History Is Written By The Victorious
One of the most important things to understand about moving change sets around in git is whether or not you are going to rewrite history or preserve it. Git cherry-pick and git rebase are both history re-writing commands. They do not preserve the SHA identifiers for the commits that are being moved around. Instead, they rewrite those commits into the destination. If you need to preserve the history of your commits, then you shouldn’t use these commands; you would likely want to do a merge (or something else that preserves history… not sure what that would be off-hand, if anything).
There are scenarios where either is appropriate and scenarios where they are not appropriate and there’s a lot of great information about when to use what already. You should take the time to read up on the subject.
Multiple Versions And Divergence
In the scenario where I am maintaining multiple versions of the software, I tend to have multiple working branches – one per version. For example, in my current project I have the master branch and a branch called aws0135. This branch represents a previous version of the software and is actively being maintained.
You can see in this screen shot that my master branch and my aws0135 branch are divergent. Because we are maintaining aws0135 ‘as-is’ in terms of functionality, and we are adding new functionality into master, we will not converge these two branches at any point in time. They will always be divergent. However, we still need to apply bug fixes to both branches in many cases.
In this scenario I don’t necessarily care about preserving history because I am never going to do anything between the branches where that would cause problems. With that in mind, when I commit a change to one branch and I need to apply the same change to the other branch, I can use git cherry-pick to pluck out the change that I need and apply it to another branch.
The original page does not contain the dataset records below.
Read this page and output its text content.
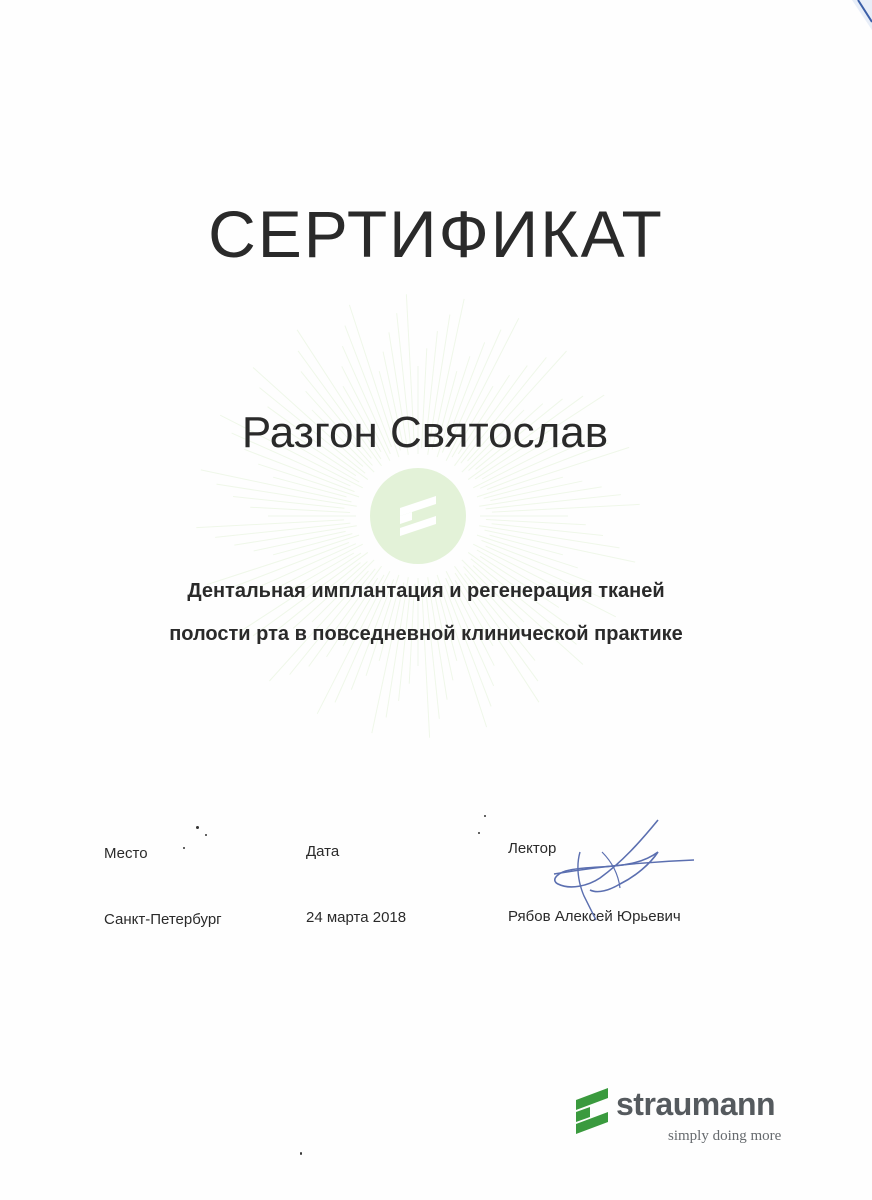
СЕРТИФИКАТ
Разгон Святослав
Дентальная имплантация и регенерация тканей
полости рта в повседневной клинической практике
Место	Дата	Лектор
Санкт-Петербург	24 марта 2018	Рябов Алексей Юрьевич
straumann
simply doing more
Cherry Picking The Background Color Fix
This morning I was told there is a small issue in one of our forms: the background color is wrong. This isn’t a huge problem and it’s not causing any crashes, but it is an inconsistency in the application look & feel and it is a simple fix. I opened up the code in the aws0135 branch and made the fix. You can see the “fixed background color on message dialog” commit in the previous screen shot. This is the change that I want to bring into the master branch. Now, being a simple change where I don’t care about history, I could just checkout the master branch and make the same change. But what fun is that? Let’s go cherry-picking! The basic command is simple, though there are other options:
1: git cherry-pick [SHA1]
Looking at my repository, I can see that the SHA for the background color is 2090b68ef8237db39056dff4e9e274f72c01054a. We don’t need all of that, though… the first 5 or 6 characters should be enough to uniquely identify the commit. Before we run the cherry-pick, though, you will want to make sure you are on the destination branch, so checkout the master branch first. Then run the cherry-pick:
1: git cherry-pick 2090b6
The cherry pick completed with a new commit id that starts with b563edd. Looking at gitk again, we can see the change in the master branch with the complete SHA id of the commit:
Moving On And Picking More Cherries
With the cherry-picking done between these two branches, I can go do the same thing against any other branches that I want. I can also pick other commits from other points in time and apply then to any branch I want. Be careful, though. Cherry-picking works great in this scenario because I know that the master and aws0135 branches will never converge. If you ever have a situation where a topic branch will eventually need to merge into another branch, you probably won’t want to use cherry-pick.